Sunday, November 25, 2007

The Earring

Paris is a romantic city only on surface. One just looks out the
window and falls for its charm. The entire city wants so hard to be
seen and enjoyed. There is so much ma's tu vue in its locals but it
is not the same self obsessed snobbery one finds in Milan, London or
any other big city. I mean there is plenty of that as well but there
is a plus laking elswere. In Paris people like to watch as well. It
becomes an elegant dialogue instead of solipsistic and narcissistic
monologues. Were else are all the wicker chairs on terraces turned
theater like towards the street? Being seen and watched is part of
the game. So, women are naturally coquette regardless of their age
and beauty. Men are charmers and politeness often turns into flattery
and what French call draguee. Here everybody does it. Even the
emigrant North African kid with his bright white trainers or the East
European semi-thug with his gold chain over his turtleneck. Here
also snobbery gets a certain panache. Maybe it is just me that is
more generous with a city were everybody speaks French and were women
wear tightly wrapped and short raincoats over legs in slick black
stockings and high heels. And were else on a casual Friday night
drinking in a bar one should not the least be surprised at having the
place (Mathi's Bar) taken over by a merry group of women and men in
pompadour period costumes and matching manners. It is a tough city
were no one should venture without a bit of frenzy, insanity or
accompanied by a willing partner. Solitude in Paris must be hard.
Love and passion are not the city's real currency but lust and
enjoyment. Joie de vivre! Love and passion are private matters for
witch Paris and most Parisians have little curiosity and interest.
Exploring life's finer things from food to sex is the code they abide
to. And who could blame them. What can be wrong in this ultimately
decadent world (ours not just Paris) in drinking champagne on top of
the bed at 4:00 in the morning. Paris is a city where not only
reality is better then the clishe it represents but where one can
enjoy the clishes without any feeling of guilt. In Paris it not in
bad taste to fell good. In Paris one should not mix politics and
pleasure and hence even extreme leftists can write books about the
true democracy of the orgasm or the haute cuisine. Or maybe it is
just not a good idea for someone to read Michele Onfray and drink
expensive champagne or have breakfast at 12:00 at Cafe de Flore in
Saint Germain. Ok, I admit a general strike hitting the Paris metro
on a freezing weekend and a bit of high life may confuse my personal
political outlook temporarily as it may influence my social morals.
But this is in Paris were I am a mere traveller. From biblical times
the traveller is forgiven in his traspasses. Paris is the city were
the true pleasure of life and the art of looking are exercised with
gusto. Hence the French obsession with photography. Their love affair
with the camera is greater then with any other art. It serves this
frenesie and forces contact and simultaneity like no other art form.
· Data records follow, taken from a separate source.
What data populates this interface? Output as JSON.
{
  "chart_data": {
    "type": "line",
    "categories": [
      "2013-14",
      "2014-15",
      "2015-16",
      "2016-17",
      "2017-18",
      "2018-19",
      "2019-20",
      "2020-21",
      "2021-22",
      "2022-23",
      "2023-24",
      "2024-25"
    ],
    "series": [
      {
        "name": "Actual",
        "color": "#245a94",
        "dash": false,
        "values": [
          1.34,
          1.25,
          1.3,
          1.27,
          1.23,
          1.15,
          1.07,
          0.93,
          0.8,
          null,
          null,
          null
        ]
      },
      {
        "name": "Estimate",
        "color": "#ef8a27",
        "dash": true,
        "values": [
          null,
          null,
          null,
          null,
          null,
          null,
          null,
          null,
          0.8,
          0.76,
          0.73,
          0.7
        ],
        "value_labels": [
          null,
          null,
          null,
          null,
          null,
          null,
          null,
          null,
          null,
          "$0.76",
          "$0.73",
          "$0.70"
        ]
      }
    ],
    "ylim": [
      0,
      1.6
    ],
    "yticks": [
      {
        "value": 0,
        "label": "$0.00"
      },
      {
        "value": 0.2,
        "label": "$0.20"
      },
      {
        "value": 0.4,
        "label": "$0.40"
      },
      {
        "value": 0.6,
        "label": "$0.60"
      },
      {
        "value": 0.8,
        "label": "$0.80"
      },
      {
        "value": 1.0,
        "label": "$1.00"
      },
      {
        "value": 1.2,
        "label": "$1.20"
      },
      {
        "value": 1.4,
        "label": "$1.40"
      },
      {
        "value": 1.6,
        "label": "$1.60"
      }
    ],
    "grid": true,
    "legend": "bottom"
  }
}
It is a truly perverse art were one can be both participant and
creator. This year's edition of Paris Photo was even bigger and
better then the previous ones. I got lost in the kilometers of its
cimaises and booths of hundreds of galleries. On the Quay Branley the
omonimous Museum shows a number of great young photographers form
around the world. I dare to say that as an exhibition it was even
better then the mixtum compositum of Paris Photo. Under the dual
influence of ecstatic Paris and tons of great photography I did not
resist the temptation ... Or is all it that champagne?